Quiche with Ramps, Pancetta and Marjoram
Perfect for brunch, lunch, or a light dinner, this quiche lets the sweet, oniony flavor of spring ramps sing against a background of savory pancetta, tangy gruyère, and musky marjoram. With an unusually high ratio of dairy to eggs, this quiche is silky and custard-like. Just the thing for a May morning at home on the porch or a June pot-luck in the neighbor's backyard.
Ingredients
- crust, frozen or homemade
- 8oz ramps
- 4oz pancetta
- 1 tbsp. unsalted butter
- 2 whole eggs + 1 yolk
- 1 cup cream
- 1 cup whole milk
- 1/2 tsp. salt
- 4 oz gruyère cheese, grated
- 2 tbsp. fresh marjoram, plus more for garnish
- 2 tbsp. fresh chives, plus more for garnish
Instructions
- Pre-heat oven to 375 degrees Fahrenheit. Blind-bake crust by lining it with foil and filling it with pie-weights or dried beans. Bake for 10 minutes or until crust is starting to set. Remove weights and foil and set aside.

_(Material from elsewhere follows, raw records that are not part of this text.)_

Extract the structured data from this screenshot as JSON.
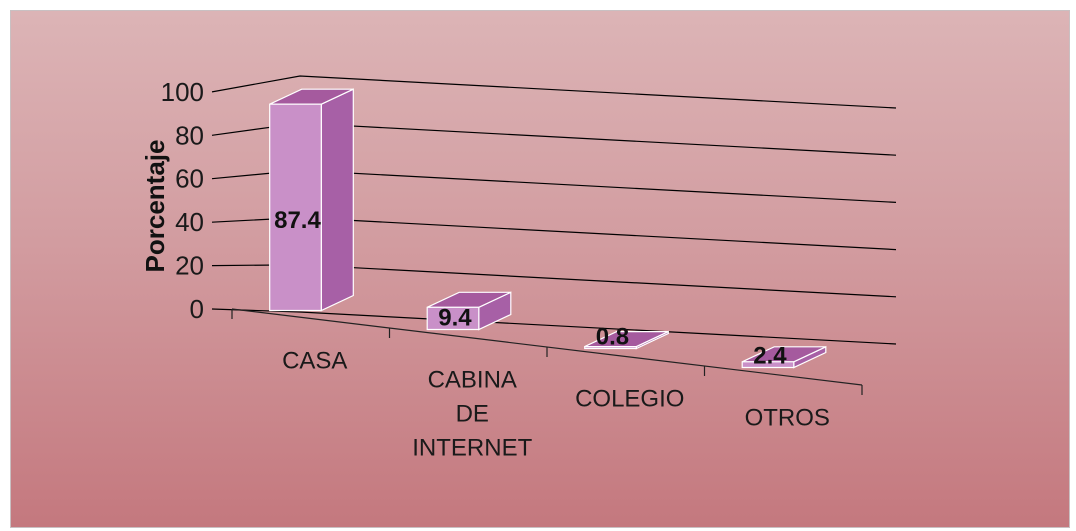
{
  "chart_data": {
    "type": "bar",
    "style": "3d-column",
    "categories": [
      "CASA",
      "CABINA DE INTERNET",
      "COLEGIO",
      "OTROS"
    ],
    "category_lines": [
      [
        "CASA"
      ],
      [
        "CABINA",
        "DE",
        "INTERNET"
      ],
      [
        "COLEGIO"
      ],
      [
        "OTROS"
      ]
    ],
    "values": [
      87.4,
      9.4,
      0.8,
      2.4
    ],
    "data_labels": [
      "87.4",
      "9.4",
      "0.8",
      "2.4"
    ],
    "ylabel": "Porcentaje",
    "ylim": [
      0,
      100
    ],
    "yticks": [
      0,
      20,
      40,
      60,
      80,
      100
    ],
    "grid": true,
    "legend": "none",
    "colors": {
      "bar_front": "#c990c8",
      "bar_side": "#a760a6",
      "bar_top": "#a55a9e",
      "bar_edge": "#ffffff",
      "grid": "#000000",
      "background_top": "#dcb4b6",
      "background_bottom": "#c4787e"
    }
  }
}
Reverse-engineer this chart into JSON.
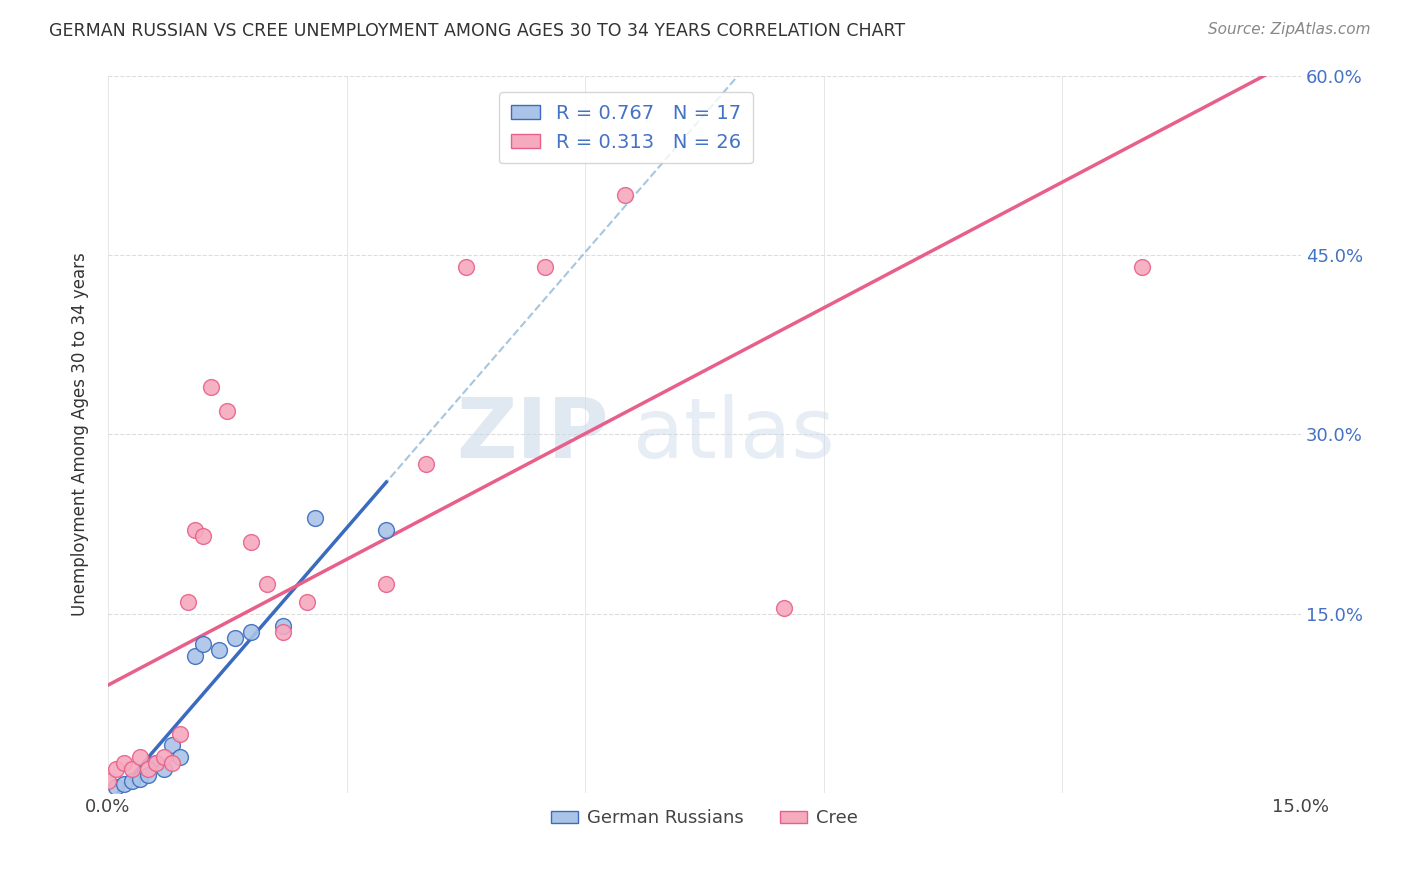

- Meanwhile, in a skillet over medium-high heat, saute ramps and pancetta for 5 minutes or until pancetta has crisped and the ramps have softened. Set aside and let cool.
- In a large mixing bowl, whisk together eggs, yolk, cream, milk, and kosher salt.
- Layer pancetta, ramps, gruyère, marjoram, and chives in the pie crust. Cover with egg mixture. Bake at 375 degrees Fahrenheit for 30-35 minutes or until crust is lightly browned and the center of the quiche is set but still soft.
- Let cool and serve at room temperature garnished with more fresh marjoram and chives.